A evocação é inevitável. Quando o nome do advogado-geral da União, Gilmar Mendes, foi encaminhado ao Senado para ocupar uma das cadeiras do STF, muitos manifestaram estranheza. O libelo mais forte coube ao professor Dalmo Dallari. Em artigo publicado antes da votação, o mestre paulista advertiu que, aprovado o nome do advogado-geral da União, estariam “correndo sério risco a proteção aos direitos no Brasil, o combate à corrupção e a própria normalidade constitucional”. Dallari lembrou que Gilmar, derrotado no Judiciário, “recomendou aos órgãos do Poder Executivo que não cumprissem as decisões judiciais”. Outro caso, lembrado por Dallari, foi o de que a Advocacia-Geral da União, cujo titular era Gilmar, havia pago R$ 32.400 ao Instituto Brasiliense de Direito Público, do qual o atual presidente do STF era um dos proprietários, a fim de que seus subordinados ali fizessem cursos.

Advogados, como o ex-presidente da OAB Reginaldo de Castro, e alguns jornalistas, entre eles este colunista, consideraram que faltavam ao indicado títulos para a alta posição. O fato de haver freqüentado universidades estrangeiras não era recomendação suficiente. Inúmeros ostentam este mesmo título. Há, mesmo, os que se fizeram professores em renomados centros universitários europeus e americanos, e nem por isso foram convocados à alta magistratura nacional. Sua carreira era relativamente curta. A muitos incomodava o comprometimento com o governo Collor – a quem serviu, na Secretaria da Presidência, até o impeachment – e com o de Fernando Henrique. Com Itamar no Planalto, o senhor Gilmar Mendes se transferiu para o Poder Legislativo.
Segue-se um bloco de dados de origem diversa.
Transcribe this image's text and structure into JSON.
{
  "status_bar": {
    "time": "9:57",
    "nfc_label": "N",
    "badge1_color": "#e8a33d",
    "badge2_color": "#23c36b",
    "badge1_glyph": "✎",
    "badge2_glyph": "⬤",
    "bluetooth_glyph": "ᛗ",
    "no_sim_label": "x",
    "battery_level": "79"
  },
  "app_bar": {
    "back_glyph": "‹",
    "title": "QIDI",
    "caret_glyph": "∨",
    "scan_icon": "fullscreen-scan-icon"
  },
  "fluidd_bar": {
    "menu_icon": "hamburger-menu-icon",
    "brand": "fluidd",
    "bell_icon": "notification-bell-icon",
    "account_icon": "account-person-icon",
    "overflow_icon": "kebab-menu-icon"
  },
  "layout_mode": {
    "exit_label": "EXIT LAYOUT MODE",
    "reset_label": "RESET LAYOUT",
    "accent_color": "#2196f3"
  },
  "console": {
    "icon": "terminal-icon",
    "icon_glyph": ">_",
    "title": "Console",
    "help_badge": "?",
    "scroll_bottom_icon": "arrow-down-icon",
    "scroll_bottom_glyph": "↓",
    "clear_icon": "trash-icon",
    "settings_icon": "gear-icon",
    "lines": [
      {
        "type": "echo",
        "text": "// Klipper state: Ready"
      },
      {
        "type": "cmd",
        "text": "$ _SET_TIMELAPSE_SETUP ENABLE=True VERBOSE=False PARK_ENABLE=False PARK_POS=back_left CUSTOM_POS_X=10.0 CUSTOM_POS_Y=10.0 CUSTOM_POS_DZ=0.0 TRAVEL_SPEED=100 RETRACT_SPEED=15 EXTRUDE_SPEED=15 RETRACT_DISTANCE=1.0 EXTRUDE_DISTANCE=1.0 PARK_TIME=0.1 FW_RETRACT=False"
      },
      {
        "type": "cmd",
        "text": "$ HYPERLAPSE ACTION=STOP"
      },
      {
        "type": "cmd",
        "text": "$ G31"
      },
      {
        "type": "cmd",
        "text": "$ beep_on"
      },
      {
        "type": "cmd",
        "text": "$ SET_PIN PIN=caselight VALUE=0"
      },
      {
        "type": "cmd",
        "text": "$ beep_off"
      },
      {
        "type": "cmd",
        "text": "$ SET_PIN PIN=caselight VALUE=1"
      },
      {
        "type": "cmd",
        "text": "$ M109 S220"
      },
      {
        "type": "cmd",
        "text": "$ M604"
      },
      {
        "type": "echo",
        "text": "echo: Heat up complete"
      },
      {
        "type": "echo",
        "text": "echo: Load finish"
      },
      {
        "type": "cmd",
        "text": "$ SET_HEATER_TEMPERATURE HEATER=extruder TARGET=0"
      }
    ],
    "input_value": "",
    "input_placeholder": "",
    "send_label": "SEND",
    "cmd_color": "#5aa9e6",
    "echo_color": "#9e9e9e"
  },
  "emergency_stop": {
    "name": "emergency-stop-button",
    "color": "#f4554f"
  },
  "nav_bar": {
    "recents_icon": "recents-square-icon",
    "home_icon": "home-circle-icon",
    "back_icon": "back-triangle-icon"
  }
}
Cabia ao advogado, no governo de Fernando Henrique, examinar e redigir os projetos de lei e medidas provisórias. Algumas dessas medidas foram consideradas inconstitucionais e, com ligeiras modificações, reeditadas. O mais grave é que ele se encontrava sub judice, processado por improbidade administrativa – conforme a denúncia de Dallari – quando seu nome foi levado à Comissão de Justiça do Senado para ocupar a vaga no Supremo. O fato foi comunicado à Câmara Alta, mas o rolo compressor do governo quebrou a resistência da maioria dos senadores. Ainda assim, seu nome foi recusado por 15 parlamentares. Normalmente não há tão expressiva manifestação contrária às indicações presidenciais para o STF. A Associação dos Magistrados Brasileiros também se opôs à sua nomeação. Mais ainda: o Ministério Público questionara, antes, a presença de Gilmar, que pertencia a seus quadros, na Advocacia-Geral da União.

Permito-me citar trecho de artigo que publiquei no Correio Braziliense, no dia mesmo em que o nome do advogado Gilmar Mendes foi levado à Comissão de Constituição e Justiça do Senado:

“De um juiz se pede juízo. O advogado-geral da União excedeu-se no desempenho de suas funções, e excedeu-se também nas relações necessárias com o Poder Judiciário e com o Ministério Público. A firmeza na defesa dos atos governamentais, e das teses jurídicas em que eles possam sustentar-se, não permite o desrespeito para com os que tenham posição diferente. O senhor Gilmar Mendes poderia criticar, com alguma razão, o desempenho do Poder Judiciário, desde que ele atribuísse a deficiência ao acúmulo de leis confusas e conflitantes, situação constatada por todos os magistrados, e o fizesse em termos serenos. Mas se esqueceu o aclamado jurista de que tais leis, em sua maioria, procedem da incompetência do próprio Poder Executivo, a maior fonte legislativa destes últimos anos, com suas medidas provisórias, portarias, decretos, normas – e memorandos”. Até aqui o texto de maio de 2002.

Quando Gilmar, como advogado-geral da União, recomendou aos órgãos públicos que não cumprissem ordens judiciais, excluiu-se eticamente do direito de pertencer ao Poder Judiciário.

Soube-se ontem à noite que um grupo de cidadãos de São Paulo se articula para pedir ao Senado Federal o impeachment do ministro Gilmar Mendes, de acordo com o artigo 39, item V da Constituição Federal, combinados com os artigos 41 e 52, II, da Carta Maior. Conforme dispõe a Constituição, qualquer cidadão, de posse de seus direitos políticos, pode solicitar o impeachment de um membro do Supremo.